As it turned out, most quilts lasted three years before I changed the canvas. I didn’t see this as a big problem, but nevertheless, this year I replaced the canvas with #8 hardware cloth. Why #8? Simply because I had a roll of it on hand.
The thing I didn’t want was wood crumbs raining down between the frames. I figured the bees have enough to do without cleaning up sawdust, so I cut a piece of cotton fabric to fit just above the hardware cloth. With the fabric in place, I poured the wood chips on top.
So far, I like what I see. No chips are falling into the hive, the moisture is collecting in the surface layers, and so far I’m still at 100% of my hives.
Simplicity is key
As before, I keep a feeder rim just below the quilt. If I want to feed, I simply raise the quilt on one end, slide in the sugar, and close it back down. It only takes a few seconds, which allows me to do it on a cold and rainy day, if necessary.

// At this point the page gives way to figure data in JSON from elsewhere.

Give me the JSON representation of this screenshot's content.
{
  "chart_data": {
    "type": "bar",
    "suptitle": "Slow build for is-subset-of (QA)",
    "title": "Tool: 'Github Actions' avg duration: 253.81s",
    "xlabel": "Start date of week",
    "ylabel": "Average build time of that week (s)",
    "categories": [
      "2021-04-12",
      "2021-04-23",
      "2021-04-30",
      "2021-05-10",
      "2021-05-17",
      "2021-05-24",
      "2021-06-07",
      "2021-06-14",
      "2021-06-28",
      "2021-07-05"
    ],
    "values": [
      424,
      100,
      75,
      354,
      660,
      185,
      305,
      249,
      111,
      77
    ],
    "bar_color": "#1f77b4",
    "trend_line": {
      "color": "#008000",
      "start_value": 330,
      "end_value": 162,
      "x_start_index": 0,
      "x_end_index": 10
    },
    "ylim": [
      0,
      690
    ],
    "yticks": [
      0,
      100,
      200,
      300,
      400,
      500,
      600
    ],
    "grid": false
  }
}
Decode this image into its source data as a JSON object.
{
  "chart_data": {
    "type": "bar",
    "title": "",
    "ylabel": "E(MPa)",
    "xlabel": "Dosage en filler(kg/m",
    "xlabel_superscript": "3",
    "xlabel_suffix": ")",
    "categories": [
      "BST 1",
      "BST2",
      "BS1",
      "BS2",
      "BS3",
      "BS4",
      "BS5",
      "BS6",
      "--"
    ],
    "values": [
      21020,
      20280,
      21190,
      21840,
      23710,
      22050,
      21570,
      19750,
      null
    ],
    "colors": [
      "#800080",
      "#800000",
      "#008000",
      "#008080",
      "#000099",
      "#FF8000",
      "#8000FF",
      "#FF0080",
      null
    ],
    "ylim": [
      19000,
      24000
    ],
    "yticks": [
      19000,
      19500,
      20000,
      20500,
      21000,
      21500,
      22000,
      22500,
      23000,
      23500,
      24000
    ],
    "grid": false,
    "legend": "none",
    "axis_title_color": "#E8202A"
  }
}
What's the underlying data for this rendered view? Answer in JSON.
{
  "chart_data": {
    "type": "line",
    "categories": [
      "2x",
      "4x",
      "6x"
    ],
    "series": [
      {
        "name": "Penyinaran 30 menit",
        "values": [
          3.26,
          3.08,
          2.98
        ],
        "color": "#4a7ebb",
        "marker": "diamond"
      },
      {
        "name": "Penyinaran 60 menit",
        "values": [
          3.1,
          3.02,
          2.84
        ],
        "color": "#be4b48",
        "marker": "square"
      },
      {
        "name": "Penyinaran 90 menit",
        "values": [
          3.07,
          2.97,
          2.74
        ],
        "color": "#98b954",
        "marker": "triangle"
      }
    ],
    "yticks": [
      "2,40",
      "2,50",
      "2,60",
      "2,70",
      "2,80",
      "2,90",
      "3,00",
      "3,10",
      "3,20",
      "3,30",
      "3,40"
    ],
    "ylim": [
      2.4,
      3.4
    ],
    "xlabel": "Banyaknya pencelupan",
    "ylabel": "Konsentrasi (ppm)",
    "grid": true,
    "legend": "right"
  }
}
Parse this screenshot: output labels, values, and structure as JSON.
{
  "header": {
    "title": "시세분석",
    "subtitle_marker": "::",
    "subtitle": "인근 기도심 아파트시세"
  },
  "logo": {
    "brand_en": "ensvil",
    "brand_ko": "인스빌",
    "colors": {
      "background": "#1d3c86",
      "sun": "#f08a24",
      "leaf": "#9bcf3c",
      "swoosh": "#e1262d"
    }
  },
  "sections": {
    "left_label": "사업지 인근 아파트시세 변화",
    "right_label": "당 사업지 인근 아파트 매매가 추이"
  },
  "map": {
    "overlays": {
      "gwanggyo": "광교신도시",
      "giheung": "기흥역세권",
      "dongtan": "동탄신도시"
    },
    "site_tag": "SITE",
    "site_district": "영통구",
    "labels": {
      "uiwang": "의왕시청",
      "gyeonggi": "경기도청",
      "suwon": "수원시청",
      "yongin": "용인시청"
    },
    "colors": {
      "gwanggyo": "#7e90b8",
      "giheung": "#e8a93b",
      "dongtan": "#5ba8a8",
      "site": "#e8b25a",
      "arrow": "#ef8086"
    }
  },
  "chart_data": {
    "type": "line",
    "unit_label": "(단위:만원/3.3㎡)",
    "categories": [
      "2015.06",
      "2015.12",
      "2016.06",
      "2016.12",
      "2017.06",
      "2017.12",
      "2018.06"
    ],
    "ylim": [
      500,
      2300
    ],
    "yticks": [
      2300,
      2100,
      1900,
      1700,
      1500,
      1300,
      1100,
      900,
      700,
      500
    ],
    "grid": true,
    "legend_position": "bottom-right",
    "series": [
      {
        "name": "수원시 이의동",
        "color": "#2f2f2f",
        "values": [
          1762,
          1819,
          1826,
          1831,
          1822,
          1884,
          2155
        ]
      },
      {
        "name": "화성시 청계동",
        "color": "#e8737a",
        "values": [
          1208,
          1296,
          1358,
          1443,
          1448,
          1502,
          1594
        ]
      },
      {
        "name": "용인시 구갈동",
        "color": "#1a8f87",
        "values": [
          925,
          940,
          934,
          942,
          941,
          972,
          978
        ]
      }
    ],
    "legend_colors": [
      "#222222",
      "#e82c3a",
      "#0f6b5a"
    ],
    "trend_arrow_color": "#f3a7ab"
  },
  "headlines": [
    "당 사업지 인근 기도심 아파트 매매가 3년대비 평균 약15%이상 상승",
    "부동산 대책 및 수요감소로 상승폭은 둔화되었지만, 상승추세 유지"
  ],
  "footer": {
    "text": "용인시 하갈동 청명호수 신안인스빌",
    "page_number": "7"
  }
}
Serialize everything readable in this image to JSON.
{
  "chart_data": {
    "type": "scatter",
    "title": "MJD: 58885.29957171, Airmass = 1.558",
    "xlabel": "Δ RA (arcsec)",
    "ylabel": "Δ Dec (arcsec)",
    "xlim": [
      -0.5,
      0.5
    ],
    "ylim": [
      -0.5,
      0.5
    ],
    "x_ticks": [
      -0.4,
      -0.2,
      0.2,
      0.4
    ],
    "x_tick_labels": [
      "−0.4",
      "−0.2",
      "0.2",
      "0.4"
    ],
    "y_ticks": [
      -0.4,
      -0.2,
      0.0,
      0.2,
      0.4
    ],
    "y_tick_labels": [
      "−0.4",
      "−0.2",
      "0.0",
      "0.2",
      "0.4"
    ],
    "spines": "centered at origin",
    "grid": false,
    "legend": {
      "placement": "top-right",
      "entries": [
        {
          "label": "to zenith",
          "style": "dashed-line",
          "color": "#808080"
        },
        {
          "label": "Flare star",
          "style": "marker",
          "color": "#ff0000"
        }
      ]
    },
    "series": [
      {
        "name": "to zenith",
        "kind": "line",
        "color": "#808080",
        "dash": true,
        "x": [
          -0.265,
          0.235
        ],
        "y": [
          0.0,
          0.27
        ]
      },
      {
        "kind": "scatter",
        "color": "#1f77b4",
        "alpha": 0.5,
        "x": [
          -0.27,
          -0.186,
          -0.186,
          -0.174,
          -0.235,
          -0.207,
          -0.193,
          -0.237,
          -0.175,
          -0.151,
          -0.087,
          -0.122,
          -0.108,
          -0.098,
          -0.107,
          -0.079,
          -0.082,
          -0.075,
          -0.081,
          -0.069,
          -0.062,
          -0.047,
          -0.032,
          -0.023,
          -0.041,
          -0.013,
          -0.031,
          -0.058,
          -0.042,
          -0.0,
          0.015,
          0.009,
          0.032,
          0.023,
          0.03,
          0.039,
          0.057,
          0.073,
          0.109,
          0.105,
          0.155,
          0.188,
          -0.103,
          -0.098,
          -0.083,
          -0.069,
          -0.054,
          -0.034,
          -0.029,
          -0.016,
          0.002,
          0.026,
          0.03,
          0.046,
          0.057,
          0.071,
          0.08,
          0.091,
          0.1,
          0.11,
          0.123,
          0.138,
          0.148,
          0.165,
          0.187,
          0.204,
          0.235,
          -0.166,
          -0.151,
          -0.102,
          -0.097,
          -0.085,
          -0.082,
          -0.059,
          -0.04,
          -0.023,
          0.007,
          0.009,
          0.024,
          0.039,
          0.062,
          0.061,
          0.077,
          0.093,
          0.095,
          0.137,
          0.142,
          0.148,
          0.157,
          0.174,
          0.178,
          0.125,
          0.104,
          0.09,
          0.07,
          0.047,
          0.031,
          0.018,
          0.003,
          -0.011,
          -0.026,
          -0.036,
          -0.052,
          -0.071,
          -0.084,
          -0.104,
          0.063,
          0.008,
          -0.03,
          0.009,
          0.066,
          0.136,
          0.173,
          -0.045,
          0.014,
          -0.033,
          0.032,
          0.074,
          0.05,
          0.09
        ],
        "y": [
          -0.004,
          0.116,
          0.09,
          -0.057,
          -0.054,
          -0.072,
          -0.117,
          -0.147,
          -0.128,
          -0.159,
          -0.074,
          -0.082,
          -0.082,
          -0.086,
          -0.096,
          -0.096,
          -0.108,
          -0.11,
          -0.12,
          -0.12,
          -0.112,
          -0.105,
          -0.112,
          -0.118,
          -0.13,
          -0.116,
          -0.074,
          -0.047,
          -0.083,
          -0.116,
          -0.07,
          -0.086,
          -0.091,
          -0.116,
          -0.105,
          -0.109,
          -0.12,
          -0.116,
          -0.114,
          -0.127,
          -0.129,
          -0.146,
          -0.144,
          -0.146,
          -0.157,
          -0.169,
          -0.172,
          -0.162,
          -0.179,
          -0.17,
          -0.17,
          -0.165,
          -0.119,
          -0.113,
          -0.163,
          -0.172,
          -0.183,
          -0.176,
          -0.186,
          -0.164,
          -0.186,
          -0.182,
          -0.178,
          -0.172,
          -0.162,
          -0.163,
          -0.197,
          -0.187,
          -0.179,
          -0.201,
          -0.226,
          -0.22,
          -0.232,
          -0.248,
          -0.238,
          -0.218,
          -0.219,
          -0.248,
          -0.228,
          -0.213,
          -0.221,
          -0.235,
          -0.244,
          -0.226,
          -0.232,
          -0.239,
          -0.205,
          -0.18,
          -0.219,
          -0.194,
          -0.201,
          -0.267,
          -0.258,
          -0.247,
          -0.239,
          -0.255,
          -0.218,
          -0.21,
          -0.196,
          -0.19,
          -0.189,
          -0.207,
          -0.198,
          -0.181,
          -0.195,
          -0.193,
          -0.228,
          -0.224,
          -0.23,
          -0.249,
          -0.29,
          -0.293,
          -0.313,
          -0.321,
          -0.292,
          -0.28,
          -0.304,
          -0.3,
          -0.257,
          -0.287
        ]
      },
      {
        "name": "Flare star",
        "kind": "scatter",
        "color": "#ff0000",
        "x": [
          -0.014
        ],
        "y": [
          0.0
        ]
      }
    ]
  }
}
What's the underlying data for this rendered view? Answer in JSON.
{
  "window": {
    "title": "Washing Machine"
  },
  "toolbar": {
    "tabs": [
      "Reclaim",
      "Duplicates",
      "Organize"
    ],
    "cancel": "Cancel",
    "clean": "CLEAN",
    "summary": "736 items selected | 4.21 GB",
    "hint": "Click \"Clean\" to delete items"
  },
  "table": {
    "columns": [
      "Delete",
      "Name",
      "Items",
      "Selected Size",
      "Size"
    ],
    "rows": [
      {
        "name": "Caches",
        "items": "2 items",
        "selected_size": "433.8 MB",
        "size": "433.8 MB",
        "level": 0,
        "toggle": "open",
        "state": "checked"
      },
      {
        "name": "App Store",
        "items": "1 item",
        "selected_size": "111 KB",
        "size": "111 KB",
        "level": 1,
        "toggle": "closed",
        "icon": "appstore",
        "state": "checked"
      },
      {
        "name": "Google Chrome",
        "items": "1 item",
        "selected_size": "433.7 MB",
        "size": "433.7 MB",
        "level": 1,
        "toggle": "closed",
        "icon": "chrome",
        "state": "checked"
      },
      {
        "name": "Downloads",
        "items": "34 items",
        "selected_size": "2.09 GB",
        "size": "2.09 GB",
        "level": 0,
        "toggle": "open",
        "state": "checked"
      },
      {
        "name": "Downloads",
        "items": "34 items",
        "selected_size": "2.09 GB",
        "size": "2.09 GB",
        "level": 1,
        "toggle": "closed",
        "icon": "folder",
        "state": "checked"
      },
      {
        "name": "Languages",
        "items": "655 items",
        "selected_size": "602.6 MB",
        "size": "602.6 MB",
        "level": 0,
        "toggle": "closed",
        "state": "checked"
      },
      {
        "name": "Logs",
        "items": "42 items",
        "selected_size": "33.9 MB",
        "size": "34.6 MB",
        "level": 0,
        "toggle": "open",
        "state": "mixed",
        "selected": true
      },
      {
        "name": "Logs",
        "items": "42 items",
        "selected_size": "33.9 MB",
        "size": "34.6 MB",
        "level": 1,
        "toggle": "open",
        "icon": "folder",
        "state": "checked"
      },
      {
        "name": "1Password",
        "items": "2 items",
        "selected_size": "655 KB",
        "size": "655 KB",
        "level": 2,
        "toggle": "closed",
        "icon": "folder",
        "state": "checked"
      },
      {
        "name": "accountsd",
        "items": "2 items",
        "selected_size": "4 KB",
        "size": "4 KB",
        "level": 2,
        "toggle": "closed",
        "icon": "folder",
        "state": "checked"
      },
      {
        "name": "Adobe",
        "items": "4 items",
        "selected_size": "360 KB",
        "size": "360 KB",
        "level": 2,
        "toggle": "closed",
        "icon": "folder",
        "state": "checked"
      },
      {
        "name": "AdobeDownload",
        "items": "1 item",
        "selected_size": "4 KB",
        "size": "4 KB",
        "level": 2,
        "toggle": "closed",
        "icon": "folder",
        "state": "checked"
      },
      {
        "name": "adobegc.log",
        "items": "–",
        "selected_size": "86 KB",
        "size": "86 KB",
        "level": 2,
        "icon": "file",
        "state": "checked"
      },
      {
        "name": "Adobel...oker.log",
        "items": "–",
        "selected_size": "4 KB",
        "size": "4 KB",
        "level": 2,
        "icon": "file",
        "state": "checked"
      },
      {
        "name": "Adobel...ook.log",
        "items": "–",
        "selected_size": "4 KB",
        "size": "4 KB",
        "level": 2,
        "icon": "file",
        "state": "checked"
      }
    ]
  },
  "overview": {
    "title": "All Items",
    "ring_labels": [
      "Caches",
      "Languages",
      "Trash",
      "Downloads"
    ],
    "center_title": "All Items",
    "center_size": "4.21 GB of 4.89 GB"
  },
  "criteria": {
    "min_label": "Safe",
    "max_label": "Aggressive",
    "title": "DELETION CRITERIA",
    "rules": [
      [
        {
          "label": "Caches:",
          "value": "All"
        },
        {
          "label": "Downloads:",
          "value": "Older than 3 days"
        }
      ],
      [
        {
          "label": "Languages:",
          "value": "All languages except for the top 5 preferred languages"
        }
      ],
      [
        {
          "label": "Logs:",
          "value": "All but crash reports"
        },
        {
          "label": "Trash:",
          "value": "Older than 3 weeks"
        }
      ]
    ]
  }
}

As I mentioned previously, I now aim for simplicity at every step. If the chore is simple and easy, I am much more likely to get it done on time . . . and that is the important part for me.
Meanwhile, other beekeepers in other climates have made all kinds of ingenious variations on the moisture quilt, often with awesome woodworking to match. I will soon share photos of some of the designs . . . and in the meantime, the comb honey series will continue.